За свою короткую жизнь Балинт знавал уже немало работодателей, однако подлинных «капиталистов», по сути дела, не встречал. На Киштарчайском вагоностроительном его начальником был мастер Турчин, которого рабочие любили; десятники на стройке, кто получше, кто похуже, одинаково изматывали его до кровавых мозолей; в Рацских купальнях им командовал банщик, в опиловочно-резальных мастерских по улице Светенай — старик мастер; когда нанимался рассыльным — выполнял поручения старшего приказчика, летом, когда разносил рекламу магазина резиновых изделий, — заведующего магазином; все они не были капиталисты. Может, тетушка Керекеш, молочница с проспекта Ваци, капиталистка? Или Минарович, психованный художник? И та и другой обращались с ним по-человечески, за работу платили, что положено. Единственный настоящий капиталист, известный ему лично, маленький инженер Рознер, владелец льдозавода, платил рабочим больше всех в округе и даже угощал их колбасою, пивом; правда, он же выставил Балинта на улицу после сентябрьской демонстрации 1930 года, но ведь его принудила полиция. Итак?..
Теперь, работая в авторемонтной мастерской, Балинт стал чаще почитывать «Непсаву». Подрядившись разносчиком к угольщику, он уже не поспевал домой на ежевечерние чтения, поэтому одалживал у крестного газету и во время обеда иной раз заглядывал в нее. Читал подозрительно, доверия к печатному слову у него не было. Говоря с живым человеком, он мог заглянуть ему в глаза, ухом уловить правдивые или фальшивые нотки в голосе, опираясь на знание людей, разгадать игру лица и рук, мог прибавить к полученному результату то, что знал о человеке прежде, — и так решал, чему можно верить из слышанного. Но как выудить правду из напечатанной буквы?
Балинт инстинктивно ненавидел всяческую ложь; он знал, что чуть ли не все — за исключением крестного — врут на каждом шагу, но всякий раз приходил в неистовство, когда обнаруживал обман. «Непсаве» — других газет он вовсе не держал в руках — не доверял хотя бы потому, что там вечно писали о низких, подлых эксплуататорах-капиталистах и ни словом не поминали, например, о нечестных рабочих, об угнетающих учеников подмастерьях, о мастерах, эксплуатирующих подмастерьев, — а ведь таких тоже немало на белом свете. После стычки со Славиком Балинт целую неделю подряд изучал «Непсаву» всю, от строки до строки, надеясь прочитать сообщение о безобразном обращении с учениками (втайне он надеялся даже, что газета опишет столкновение, происшедшее между ним и Славиком), и каждый раз, сердясь и еще более укрепляясь в своих сомнениях, оставлял тщетные поиски. На господина Битнера, который входил в руководство профсоюза металлистов и читал «Непсаву» прямо в цехе, уже дважды подавали заявление в профсоюз о неправильном распределении премиальных — Балинт узнал это от Пуфи, а тот от другого ученика, которого внезапно, без предупреждения вышвырнули на улицу, — а все-таки «Непсава» ничего о Битнере не писала, и в профсоюзе все обошлось тихо.

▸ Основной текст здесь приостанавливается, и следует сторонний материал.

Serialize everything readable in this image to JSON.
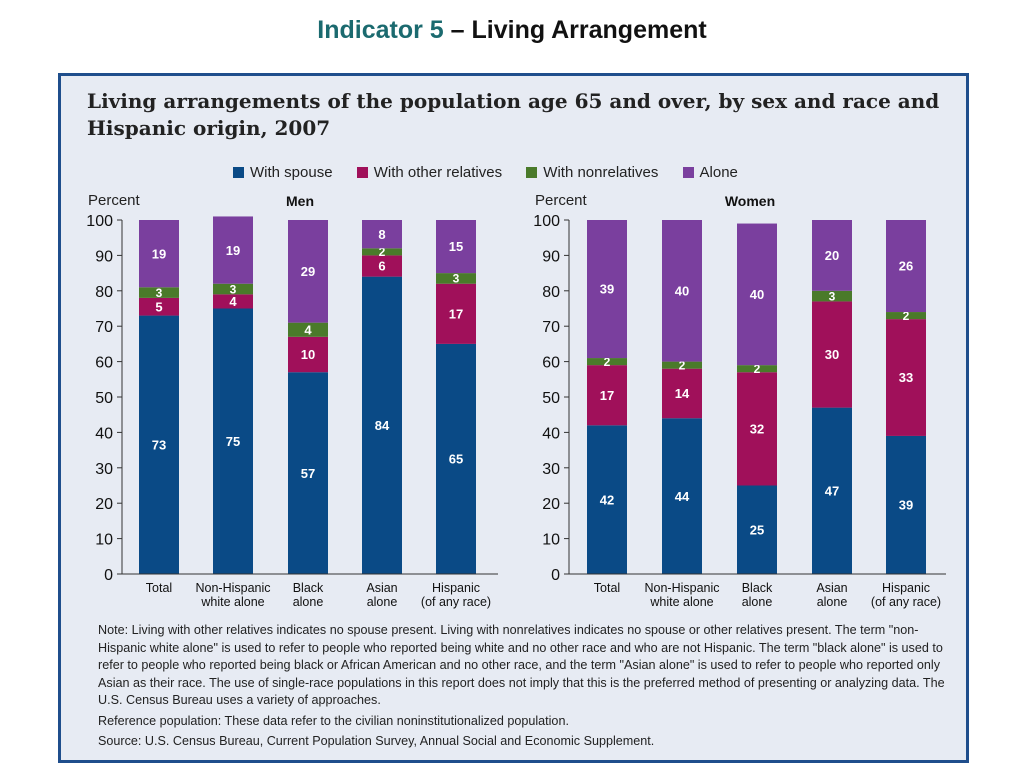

Однако сомнения сомнениями, но Балинт, идя по улице, с большей приязнью смотрел на потертую или заплатанную одежонку, чем на выутюженный костюм, ему легче дышалось на проспекте Ваци, чем на улице Ваци[100], и, принеся вечером уголь в квартиру, где держали прислугу, он охотнее встречался с нею, нежели с ее «милостивой» хозяйкой. Казалось бы, ему не за что было предпочитать бедняка богачу, ибо он знал по собственному опыту, что первый не лучше второго; возможно, бедного он меньше боялся?.. Как господин стал господином? Этот вопрос казался покуда неразрешимым, но когда-нибудь — Балинт чувствовал это — он захочет во что бы то ни стало добраться до истины. Пока же подросток доверялся только чутью, а оно с тех пор, как он помнил себя, без колебаний вело его к тем, чей запах был ему родным. Оказавшись случайным свидетелем какой-нибудь уличной стычки «пиджачника» с работягой, его поля ягодой, он мысленно брал сторону последнего, даже если тот был неправ, как прежде, в школьных потасовках, всегда «болел» за того, кто бедней, даже если он оказывался сильнее «барчука», с которым сцепился. И в мастерской ему ближе был господин Богнар, который стал «капиталистом» из автомехаников, — хотя Богнар надул его, — чем изящный, по-барски вежливый его совладелец господин Гейнрих, который первым здоровался со старыми рабочими и как-то даже угостил Балинта сигаретой.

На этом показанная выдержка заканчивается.